• listicle •
li-sti-cêl • Hear it!
Part of Speech: Noun
Meaning: An article structured around a thematic list.
Notes: Today's Good Word has been around only since 2007, but it has found its way into the Merriam-Webster Dictionary, so it is no longer a nonce word. No one yet has cast listiculate as a verb meaning "to write a listicle".
In Play: The Web has several links to listicles like "8 Tips on How to Write a Great Listicle." Listicles are often clickbait, especially those found on news websites.
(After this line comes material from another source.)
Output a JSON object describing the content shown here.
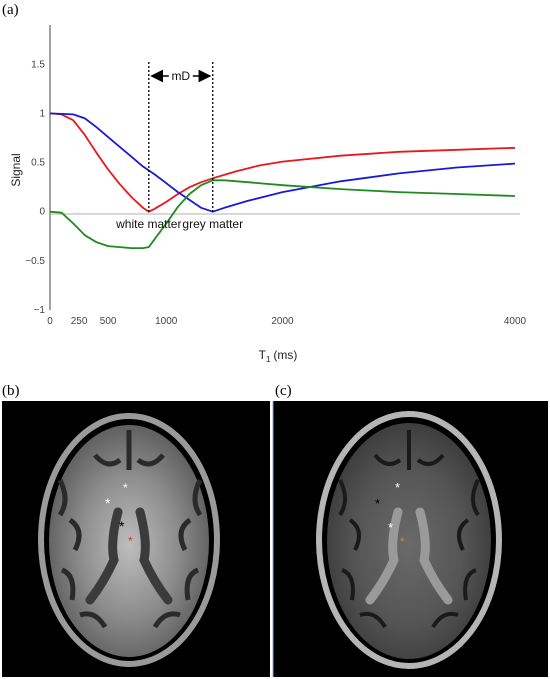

Word History: It is a blend of list and article. In Middle English it was liste "border, strip, stripe", borrowed from Old French or Italian lista, both with the same meaning. French and Italian borrowed their words from an ancient Germanic language, such as Old High German lista or Old Norse lista. Only the Germanic languages kept the PIE word, leizd-/loizd- "border, band. So, our word list originally referred to something long and narrow. Article comes from PIE ar- "fit together". The same word suffixed with -m produced English arm. In Latin the same word became artus "joint" with a diminutive articulus "small joint". Since the implication of joints is that they fit together, it became a metaphor for printed articles, which fit together in a book, magazine, or newspaper. (Our gratitude is due, again, to our long-time friend William Hupy for suggesting we catch up with the crowd and run today's new Good Word.)